Из состава учредильщиков главное участие принимали: Вольский (присяжный поверенный из Твери), Фортунатов и Климушкин от Самары (первый — штабс-капитан), Авксентьев (от Пензы), Лебедев (бывший морской министр времен Керенского), Брушвит, Федорович и кое-кто другие, фамилии которых сейчас не помню. Лебедев больше разъезжал по фронту. Отличался еще некий Мейстрах, выступавший в Самаре по сбору денег на нужды антибольшевистской работы. Этот Мейстрах замечателен тем, что в течение следующего лета (1919 г.) он уже при большевиках занимался усиленной критикой работы «Комуча», писал ярые статьи в самарской красной печати в защиту Советской власти, одним словом, продался ей совсем, принеся повинную за свою деятельность.
Виктор Чернов появился только к концу августа и, конечно, был принят учредилкой нескончаемыми овациями, заняв место председателя. Общее число учредильщиков к этому времени, если не ошибаюсь, достигало 70.
Как на характерный факт отношения гражданской власти к военной, можно указать на то, что при начальнике штаба народной армии полковнике Галкине был приставлен в качестве его помощника (по крайней мере, так говорили среди военных) некий поручик Взоров, партийный эсер (мало похожий с виду на офицера), на обязанности которого лежал надзор за работой Галкина и чинов его штаба и недопущение проявления контр-революции в командовании. Он ни минуты не оставлял Галкина одного, и, даже при приемах посторонних, фигура Взорова неотступна следовала по пятам Галкина, обходившего приемную залу.
Насколько позиция учредильщиков сделалась среди военных непопулярной, видно из того, что многие из офицеров в прилегающих к Волге местностях (я слыхал это незадолго до бегства своего к чехам) предпочитали идти на юг в добровольческую армию, несмотря на ее отдаленность, а не в народную, в надежность которой не верили, усматривая в общем курсе политики определенное партийное течение.
Вначале, по освобождении Самары, как говорили, этого не было заметно, но чем дальше, тем нагляднее начала проскальзывать та тенденциозность, которую особенно ярко проводил председатель комитета Учредительного Собрания Вольский в своих крикливых, полных демагогии воззваниях.
В конечном итоге, крепкой армии создать не удалось, чехо-словакам сражаться надоело, и, вместо движения на Москву (на чем настаивали в своих сношениях агенты Антанты), начался общий отход, ряд неудач. Сперва пали Симбирск и Казань, немного погодя отдали Вольск и Хвалынск, затем стали очищать сызранский район, а потом Самарскую и Уфимскую губернии. Так блистательно начатая операция, на которую возлагали надежды мыслящие, остававшиеся в России круги, постепенно начала сходить на-нет. Единственный отряд, крепко державшийся и отступавший шаг за шагом с боем, был отряд доблестного полковника Каппеля.

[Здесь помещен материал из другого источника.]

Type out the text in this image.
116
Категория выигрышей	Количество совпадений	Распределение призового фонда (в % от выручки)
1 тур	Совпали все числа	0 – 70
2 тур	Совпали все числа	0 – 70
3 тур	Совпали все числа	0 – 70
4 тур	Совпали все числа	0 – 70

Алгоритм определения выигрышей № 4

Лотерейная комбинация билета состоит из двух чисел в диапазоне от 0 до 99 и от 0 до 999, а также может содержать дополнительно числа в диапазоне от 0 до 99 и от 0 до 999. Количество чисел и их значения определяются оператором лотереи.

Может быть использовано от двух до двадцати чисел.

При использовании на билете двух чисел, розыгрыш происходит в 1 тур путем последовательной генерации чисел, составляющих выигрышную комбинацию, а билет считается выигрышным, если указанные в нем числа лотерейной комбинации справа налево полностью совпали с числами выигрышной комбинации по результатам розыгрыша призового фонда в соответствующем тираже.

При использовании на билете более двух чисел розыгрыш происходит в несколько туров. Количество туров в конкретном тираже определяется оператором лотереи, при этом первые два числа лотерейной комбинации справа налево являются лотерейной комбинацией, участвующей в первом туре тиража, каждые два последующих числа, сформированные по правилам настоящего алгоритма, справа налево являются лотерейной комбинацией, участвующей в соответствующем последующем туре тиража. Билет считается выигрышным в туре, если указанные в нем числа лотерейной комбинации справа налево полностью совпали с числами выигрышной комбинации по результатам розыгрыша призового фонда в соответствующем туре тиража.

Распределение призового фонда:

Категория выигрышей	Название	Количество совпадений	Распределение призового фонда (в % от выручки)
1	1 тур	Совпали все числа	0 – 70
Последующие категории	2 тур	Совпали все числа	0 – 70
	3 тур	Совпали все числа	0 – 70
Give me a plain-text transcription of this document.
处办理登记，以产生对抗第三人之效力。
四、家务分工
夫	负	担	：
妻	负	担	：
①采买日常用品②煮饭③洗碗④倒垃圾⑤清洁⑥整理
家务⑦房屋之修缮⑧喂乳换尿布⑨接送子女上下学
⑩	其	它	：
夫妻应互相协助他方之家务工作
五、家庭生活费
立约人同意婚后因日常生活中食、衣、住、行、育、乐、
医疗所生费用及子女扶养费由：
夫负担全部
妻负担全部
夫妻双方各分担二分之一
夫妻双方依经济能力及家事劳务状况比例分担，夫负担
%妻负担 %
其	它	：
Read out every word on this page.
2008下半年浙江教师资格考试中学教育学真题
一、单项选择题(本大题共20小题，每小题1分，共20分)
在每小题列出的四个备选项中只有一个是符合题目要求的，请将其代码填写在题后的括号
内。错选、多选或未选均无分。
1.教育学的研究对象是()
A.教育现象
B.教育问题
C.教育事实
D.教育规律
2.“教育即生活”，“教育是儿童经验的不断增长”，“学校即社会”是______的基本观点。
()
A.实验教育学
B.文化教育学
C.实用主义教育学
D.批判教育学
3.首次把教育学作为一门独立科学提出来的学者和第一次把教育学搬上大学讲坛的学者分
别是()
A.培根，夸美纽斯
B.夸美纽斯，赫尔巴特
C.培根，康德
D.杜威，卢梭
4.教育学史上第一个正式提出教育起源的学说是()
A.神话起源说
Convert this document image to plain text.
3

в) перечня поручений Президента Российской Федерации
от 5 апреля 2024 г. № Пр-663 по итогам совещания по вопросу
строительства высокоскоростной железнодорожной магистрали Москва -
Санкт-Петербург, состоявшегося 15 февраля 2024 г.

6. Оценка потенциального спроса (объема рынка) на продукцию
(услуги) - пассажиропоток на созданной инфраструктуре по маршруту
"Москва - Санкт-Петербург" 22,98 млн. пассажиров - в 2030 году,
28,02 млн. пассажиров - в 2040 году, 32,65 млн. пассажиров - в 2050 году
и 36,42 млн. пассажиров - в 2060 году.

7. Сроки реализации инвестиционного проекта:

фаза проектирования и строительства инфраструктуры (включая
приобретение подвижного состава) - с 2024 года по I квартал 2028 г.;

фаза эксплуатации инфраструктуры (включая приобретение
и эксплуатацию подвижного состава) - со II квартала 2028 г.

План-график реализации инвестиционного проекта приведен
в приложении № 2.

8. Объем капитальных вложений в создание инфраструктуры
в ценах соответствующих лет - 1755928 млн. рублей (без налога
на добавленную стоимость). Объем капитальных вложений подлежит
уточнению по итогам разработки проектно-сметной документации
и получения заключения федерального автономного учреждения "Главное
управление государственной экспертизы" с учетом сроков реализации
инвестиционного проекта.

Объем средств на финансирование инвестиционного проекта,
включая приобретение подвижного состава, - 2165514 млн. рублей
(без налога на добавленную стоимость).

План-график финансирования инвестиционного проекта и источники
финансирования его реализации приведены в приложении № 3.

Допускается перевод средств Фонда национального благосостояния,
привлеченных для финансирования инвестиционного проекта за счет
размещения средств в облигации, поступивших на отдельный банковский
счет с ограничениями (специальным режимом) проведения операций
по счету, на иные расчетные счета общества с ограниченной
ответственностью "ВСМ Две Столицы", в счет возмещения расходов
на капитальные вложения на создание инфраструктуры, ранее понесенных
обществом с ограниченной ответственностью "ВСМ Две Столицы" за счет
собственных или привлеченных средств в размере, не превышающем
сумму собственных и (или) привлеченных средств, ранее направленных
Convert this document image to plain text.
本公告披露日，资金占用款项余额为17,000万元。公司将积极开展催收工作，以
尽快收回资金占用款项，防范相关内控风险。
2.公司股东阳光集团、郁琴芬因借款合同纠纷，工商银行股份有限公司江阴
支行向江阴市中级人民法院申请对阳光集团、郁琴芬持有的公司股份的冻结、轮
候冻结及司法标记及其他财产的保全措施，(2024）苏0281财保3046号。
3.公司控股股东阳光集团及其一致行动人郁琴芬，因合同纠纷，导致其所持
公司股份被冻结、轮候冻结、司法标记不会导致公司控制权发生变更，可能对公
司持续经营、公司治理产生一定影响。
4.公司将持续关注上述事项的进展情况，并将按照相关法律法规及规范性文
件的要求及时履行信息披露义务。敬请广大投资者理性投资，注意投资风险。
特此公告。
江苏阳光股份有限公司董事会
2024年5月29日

Справедливость требует, однако, сказать, что в течение лета как отряды чехов, так и народной армии проявляли чудеса храбрости и самоотвержения. Но общая обстановка, в связи с неоказанием помощи союзниками, неправильной позицией партийных руководителей, не сумевших поддержать главную опору армии — офицеров, и неполучением, с другой стороны, серьезной, длительной помощи и сочувствия у крестьянства, дала возможность большевикам не только занять приволжский район, но даже продвинуть свой фронт на 60 верст за Уфу.
Отношение населения к белому движению я бы охарактеризовал так: наступающие, освободительные части встречались везде восторженно. Городское население — мещанская, чиновничья часть его, пригороды, — чаяло получить усиленное продовольствие, свободную торговлю, известный порядок старого уклада, личную безопасность. Однако, невозможность удовлетворить все эти чаяния и надежды делала городское население пассивным к борьбе.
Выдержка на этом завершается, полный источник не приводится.